I know two people close to me who can solve Rubik’s cube in under 1 to 2 minutes. I’m sure there’s tons of people who know how to do this. My brother is one of them. It was a fun trick during our college days when hanging with friends. I picked up a little book to teach myself how to do this. I could not, after reading it a couple of times with the cube standing by. At the time, I figured the return on time investment was not there for me.
Solving a puzzle in a known way is the same as solving a problem in a known way. Workers solve problems in a known way. Entrepreneurs solve problems in new ways. They can succeed or fail with their solution. Success is obtained only if they create financial profit in the process. Value is created, because customers want the solution more than they want the money needed to pay for it. The market is the judge. Individual people decide what problems are relevant enough to solve, and the price tag they’re willing to pay. They also decide that some problems are ok not to solve, because there’s other problems that take precedence in their value system, and resources (money, time, effort) are limited. By making these non-coerced decisions, they improve their lives. The aggregate of all these individuals, what we call the market, is the ultimate judge.
When entrepreneurs solve problems in new ways and fail, we find out because they incur financial losses. Their innovative solution had a price tag that, even if some bought it, was still high enough that not enough people were willing to make the investment, because the return was not there. The additional value created was not there. In aggregate, the market rejected the solution. You could also make the case that in aggregate, the market also rejected the problem. Your problem is not necessarily my problem, and vice versa. There is not one market, there are thousands and thousands of markets, for thousands and thousands of products and services – and ideas, if you will.

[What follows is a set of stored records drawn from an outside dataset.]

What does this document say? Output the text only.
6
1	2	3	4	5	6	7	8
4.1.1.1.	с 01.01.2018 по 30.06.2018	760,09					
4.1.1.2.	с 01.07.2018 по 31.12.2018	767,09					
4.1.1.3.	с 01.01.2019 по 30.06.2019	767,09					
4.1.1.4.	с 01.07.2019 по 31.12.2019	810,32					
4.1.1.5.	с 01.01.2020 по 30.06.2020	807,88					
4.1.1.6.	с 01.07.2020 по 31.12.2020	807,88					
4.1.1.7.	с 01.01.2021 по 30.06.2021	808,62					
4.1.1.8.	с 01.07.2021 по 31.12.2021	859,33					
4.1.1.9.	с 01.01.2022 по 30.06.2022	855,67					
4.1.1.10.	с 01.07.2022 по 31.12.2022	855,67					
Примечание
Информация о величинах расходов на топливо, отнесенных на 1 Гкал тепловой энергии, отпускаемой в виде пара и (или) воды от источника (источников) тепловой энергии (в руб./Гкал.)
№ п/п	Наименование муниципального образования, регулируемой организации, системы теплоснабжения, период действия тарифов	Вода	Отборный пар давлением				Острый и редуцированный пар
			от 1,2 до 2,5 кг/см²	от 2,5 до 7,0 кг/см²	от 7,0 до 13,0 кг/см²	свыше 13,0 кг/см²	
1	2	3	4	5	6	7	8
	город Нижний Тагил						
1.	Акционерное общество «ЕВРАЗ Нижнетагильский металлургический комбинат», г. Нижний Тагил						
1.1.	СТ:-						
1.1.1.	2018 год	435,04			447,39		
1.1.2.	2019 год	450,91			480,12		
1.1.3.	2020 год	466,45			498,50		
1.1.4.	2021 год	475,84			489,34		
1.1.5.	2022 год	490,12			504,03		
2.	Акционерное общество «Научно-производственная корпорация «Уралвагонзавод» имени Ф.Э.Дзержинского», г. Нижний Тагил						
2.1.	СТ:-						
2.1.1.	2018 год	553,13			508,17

The beauty of this is that you don’t need to force anybody into making any of these decisions, and the best solutions come to the top. Forcing people into purchasing or doing anything is a bad idea, it usually does not work to everyone’s benefit. Forcing decisions hinders personal freedom. I think my personal freedom ends where yours begins, and together with that idea, the idea that wellbeing in society improves the more successful entrepreneurs are created and allowed to operate freely, is also another one to cherish.